Ни на минуту я не покидал красотки; я попросил ее на танец, она мне протянула лапку, мы понеслись среди толпы. О, как волшебно касалось щек моих ее дыханье! Как трепетала грудь моя, касаясь ее груди! Как ласково своею лапой я обнимал ее чудесный стан! О, счастье, о, волшебный миг небесного блаженства!
Сделав два-три тура, я отвел прелестнейшую в угол погреба и сообразно с требованиями галантности предложил ей кое-какие фрукты и прохладительные напитки, все, что только я мог найти. Теперь-то я дал своим чувствам полную волю. Неоднократно прижав ее лапку к своим губам, я удостоверил ее, что был бы счастливейшим из смертных, если бы она захотела полюбить меня хоть немного.
– Несчастный, – проговорил внезапно чей-то голос как раз за моей спиной, – несчастный, что ты делаешь! Ведь это твоя дочь Мина!
Я дрогнул, я узнал голос Мисмис! Какова капризная игра случая: в ту самую минуту, когда, по-видимому, я совсем забыл о Мисмис, я узнал то, о чем не мог и думать, узнал, что я влюблен в свое дитя! Мисмис была в глубоком трауре; я сам не знал, что подумать об этом.

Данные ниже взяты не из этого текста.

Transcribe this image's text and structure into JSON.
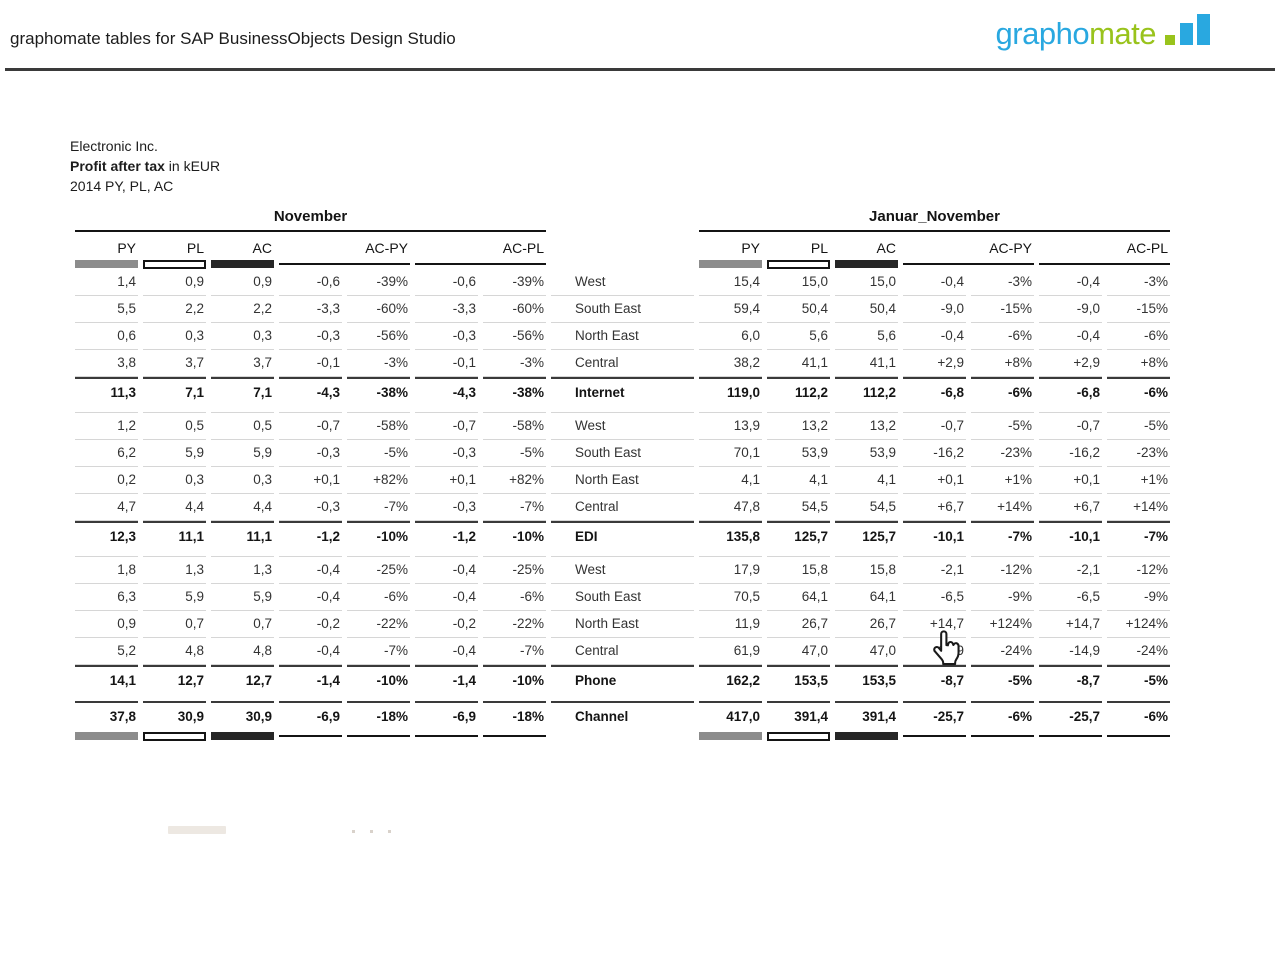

– Мисмис, – проговорил я с нежностью, – Мисмис, что привело вас сюда? Почему вы в трауре и… О, Боже, неужели эти девушки сестры Мины?..
Я услыхал самые необычайные вещи! Мой ненавистный соперник, черно-серо-желтый кот, расстался с Мисмис немедленно вслед за поединком, во время которого он был поражен моим рыцарским мужеством; оправившись от своих ран, он скрылся неизвестно куда. Муций предложил ей свою лапу и получил ее согласие; умолчав передо мной об этих отношениях, он только доказал свою честность и деликатность. Наивные, веселые кошечки были сводными сестрами моей Мины!